Однако, когда утренний полумрак, царивший в комнате, немного рассеялся, и ему удалось как следует разглядеть меня, а главное — мой костюм, его взгляд преобразился. Я специально выбрал для этого визита дорогую, пусть и не самую удобную для путешествия одежду, надеясь, что она поможет скрыть мой юный возраст и придаст мне больше солидности в глазах деревенского старосты. И, похоже, расчёт оказался верным. Взгляд шульца из угрожающего превратился в заискивающий, в нём появился неподдельный интерес, смешанный с плохо скрываемым подобострастием.
— Меня зовут Адам Кесслер, — представился я, стараясь, чтобы мой голос звучал уверенно и спокойно, несмотря на внутреннее напряжение.
— Вы прибыли с родителями, господин Кесслер? — в голосе Фонхофа прозвучала надежда, словно он рассчитывал, что за мной стоит кто-то более взрослый и влиятельный, с кем можно вести серьёзный разговор.
— Нет, я приехал один, — ответил я, стараясь не выдать своего волнения.
— И чем же Тифенбах может быть полезен столь юному господину Кесслеру? — на лице Фонхофа появилась натянутая, неестественная улыбка, за которой, однако, скрывалось неподдельное любопытство. Он явно пытался понять, что привело столь молодого человека из, судя по всему, состоятельной семьи в их глухую деревню.
— Дело в том, господин Фонхоф, — начал я, — что я прибыл сюда с целью обучать детей. Я хочу дать им начальное образование, помочь им освоить азы грамоты, счёта, открыть для них мир знаний, — я говорил убеждённо, вкладывая в свои слова всю искренность своего намерения.
— Вы что?! — воскликнул Фонхоф, перебивая меня на полуслове. Его лицо мгновенно вытянулось, а натянутая улыбка сменилась выражением крайнего изумления и беспокойства. — У нас нет лишних денег на содержание учителей. Деревенская казна пуста, нам едва хватает средств на самое необходимое!
— Мне не требуется плата за мой труд, — поспешил успокоить его я. — Мне будет достаточно, если вы предоставите мне комнату для проживания, обеспечите меня питанием, позаботитесь о моей лошади и экипаже, а также выделите подходящее помещение, где я мог бы проводить занятия. Все расходы, связанные с приобретением учебных материалов, таких как книги, парты, доска, я готов взять на себя.

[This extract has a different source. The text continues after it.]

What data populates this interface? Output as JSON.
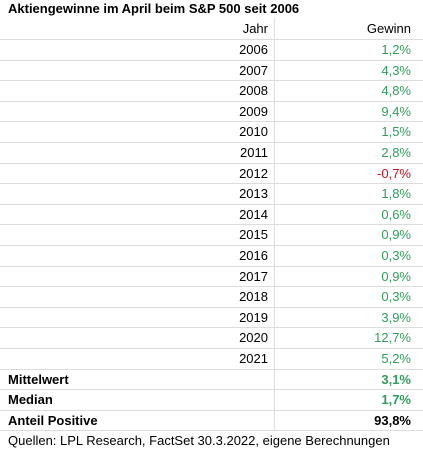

Более того, я был бы признателен, если бы Вы оповестили о начале уроков жителей трёх соседних деревень: Эдельвейс, Вебербах и Анненталь. Я уверен, что и там найдутся дети, желающие получить образование.
Я с замиранием сердца ждал его ответа, понимая, что от этого разговора зависит судьба моего начинания. В голове проносились тысячи мыслей: "А вдруг он откажет? Что тогда? Как убедить его? Неужели всё было зря?".
— Просто феноменально! — воскликнул Фонхоф, и на этот раз в его голосе не было и тени иронии. Он был искренне поражён моим предложением, не веря своим ушам. — Вы готовы тратить всё своё время, силы, да ещё и собственные средства на обучение деревенских ребятишек, не требуя ничего взамен? Это просто не укладывается в голове! А как же Ваши родители? — в его глазах мелькнула тень сомнения. — Они поддерживают столь... необычное начинание?
— Полностью поддерживают, — твёрдо ответил я. — И, если мои слова кажутся Вам недостаточно убедительными, у меня есть письмо от отца, подтверждающее его согласие и одобрение моего решения, — добавил я, понимая, что в глазах деревенского старосты я всё ещё выгляжу слишком юным и несамостоятельным для принятия подобных решений.
В этот момент я смотрел на Фонхофа прямо, без тени сомнения, взглядом, который я позаимствовал у Клэр. Она обладала уникальной способностью смотреть на людей так, словно не желала больше слышать ни слова, словно всё уже было решено и обсуждению не подлежало. Этот взгляд, полный непоколебимой уверенности и внутренней силы, не раз помогал ей добиваться своего. Сейчас же я пытался воспроизвести его, вкладывая в него всю свою решимость и настойчивость. Мне не терпелось приступить к осуществлению задуманного, а затянувшийся разговор с шульцем казался мне досадной помехой, пустой тратой времени. Я чувствовал, что теряю драгоценные минуты, которые мог бы потратить на подготовку к занятиям.